Namun, aliran tenangnya kerap dikaitkan dengan peribahasa "air tenang menghanyutkan".
Tak sedikit nyawa yang hilang di sungai ini, baik karena kecelakaan saat berenang, tenggelam, maupun saat berusaha menyelamatkan orang lain.
Di balik tragedi-tragedi itu, masyarakat bantaran sungai menyimpan sebuah mitos yang dipercaya turun-temurun: kisah makhluk mistis bernama onggo-inggi.
Onggo-inggi digambarkan sebagai sosok perempuan menyeramkan yang hanya berupa kepala tanpa tubuh, berambut panjang, dan gentayangan di sepanjang aliran sungai.

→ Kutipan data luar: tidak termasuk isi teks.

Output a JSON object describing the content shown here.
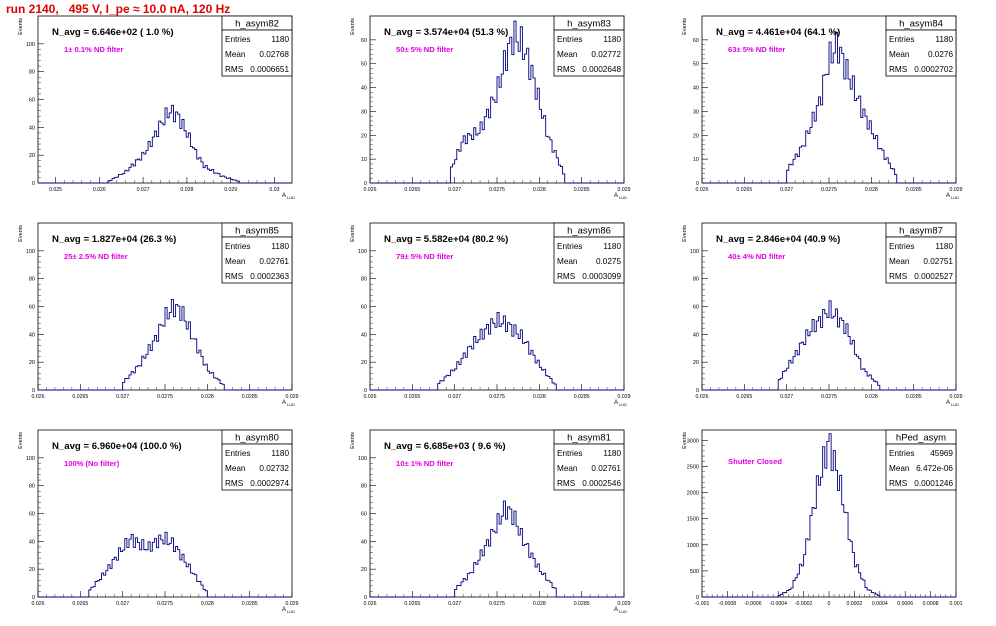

Masyarakat percaya bahwa makhluk ini menyerang korbannya dengan cara membelit menggunakan rambutnya, lalu menyeret mereka ke tengah sungai untuk ditenggelamkan.
Yang menjadi target dari onggo-inggi pun tidak sembarangan.
Konon, makhluk ini hanya mengincar anak-anak hingga remaja yang masih perjaka atau perawan.
Dalam beberapa kisah, disebutkan bahwa onggo-inggi bahkan bisa “menyembunyikan” anak manusia dan baru akan mengembalikannya jika telah ditemukan pengganti yang cocok.
Berbeda dari makhluk mitos lainnya yang biasanya muncul pada malam hari, onggo-inggi justru diyakini aktif di siang bolong, tepat saat orang-orang merasa paling aman.
Namun, seperti legenda-legenda horor Nusantara lainnya, onggo-inggi juga memiliki kelemahan.
Ia diyakini takut terhadap kain kafan dan menyan, dua benda yang kerap digunakan dalam ritual pengusiran makhluk halus.
Antara Mitos dan Pesan Moral
Meskipun banyak masyarakat yang meyakini keberadaan onggo-inggi, tidak sedikit pula yang menganggap cerita ini hanyalah hasil rekayasa.
Tujuannya tak lain adalah untuk menakut-nakuti anak-anak agar tidak bermain sembarangan di bantaran sungai, mengingat bahaya nyata yang mengintai di aliran Bengawan Solo.
Nah, kalau Tribuners percaya yang mana?